Ask Slashdot: Value of Website Design Tools vs. Hand Coding? 342
An anonymous reader writes "I am pretty computer literate, and have a son who is extremely computer savvy. He taught himself C#, Javascript, built his own desktop with his Christmas and birthday money two years ago and is an avid reader of stackoverflow, reddit and many forums. He recently was asked to design a website for an architect, and likes to code by hand using Notepad++ and the Chrome developer tools. He uses CSS and Javascript libraries, but is convinced that all visual editors (Dreamweaver, Expression Web and so on) are only for extreme beginners and create non responsive, non compliant sites. I argue with him that while handcoding abilities are essential and great there is a value in knowing and using WYSIWYG editors. We agreed that having slashdot weigh in would be useful — comments appreciated on either the approach or good tools he can and should use."

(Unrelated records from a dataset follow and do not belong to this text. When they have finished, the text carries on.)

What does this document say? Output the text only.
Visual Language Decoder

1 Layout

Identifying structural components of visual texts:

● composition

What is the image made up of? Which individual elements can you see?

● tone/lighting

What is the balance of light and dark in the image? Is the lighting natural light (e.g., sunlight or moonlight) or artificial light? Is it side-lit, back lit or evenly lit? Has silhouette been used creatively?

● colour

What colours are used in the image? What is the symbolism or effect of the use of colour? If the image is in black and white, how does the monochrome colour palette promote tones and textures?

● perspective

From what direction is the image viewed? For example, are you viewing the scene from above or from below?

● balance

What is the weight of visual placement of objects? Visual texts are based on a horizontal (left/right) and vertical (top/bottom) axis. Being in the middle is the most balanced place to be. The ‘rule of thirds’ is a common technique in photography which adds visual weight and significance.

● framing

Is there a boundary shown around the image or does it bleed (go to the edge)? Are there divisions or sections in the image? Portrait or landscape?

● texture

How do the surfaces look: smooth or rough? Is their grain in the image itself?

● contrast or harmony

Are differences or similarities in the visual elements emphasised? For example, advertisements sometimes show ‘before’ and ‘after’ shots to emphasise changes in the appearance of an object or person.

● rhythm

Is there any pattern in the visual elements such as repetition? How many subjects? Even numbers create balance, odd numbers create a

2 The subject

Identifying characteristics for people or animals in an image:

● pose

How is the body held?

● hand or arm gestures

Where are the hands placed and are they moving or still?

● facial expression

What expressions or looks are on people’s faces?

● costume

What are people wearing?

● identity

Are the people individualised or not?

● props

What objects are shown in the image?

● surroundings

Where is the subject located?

Clean Up (Score:5, Interesting)
My experience with WYSIWYG editors mostly consists of having to come back after and maintain the site. It has invariably been a mess. Half of my effort is spent organizing the code before I can work with it. I'm sure a graphical editor can be written to create clean code, but I've yet to see one. Then again, many developers create the same kind of problems when coding by hand...
Re:Are there any (properly) working WYSIWTF editor (Score:5, Interesting)
It's been a while since I've used a WYSIWYG editor, I had to go back through and clean out a lot of unnecessary garbage from the HTML and make a few modifications. For some complex designs, it worked better than doing it all in a text editor but those were more the exception than the rule.
Re:SEO.....duh (Score:5, Interesting)
Today, if you're doing it right, hand-coding it should take less than than loading the editor. HTML should merely serve do indicate the structure of the page. Everything else should be done by CSS, and then it's best to use a browser tool like Firebug instead of an HTML editor.
Asking on Slashdot... (Score:5, Interesting)
If you ask on /. the battle for editors is already lost. After all most people here use Linux and are fans of the command line so it is obvious that they will be anti-WYSIWYG tools.
I personally believe visual editors are really helpful and an IDE (as opposed to Notepad++) is a must.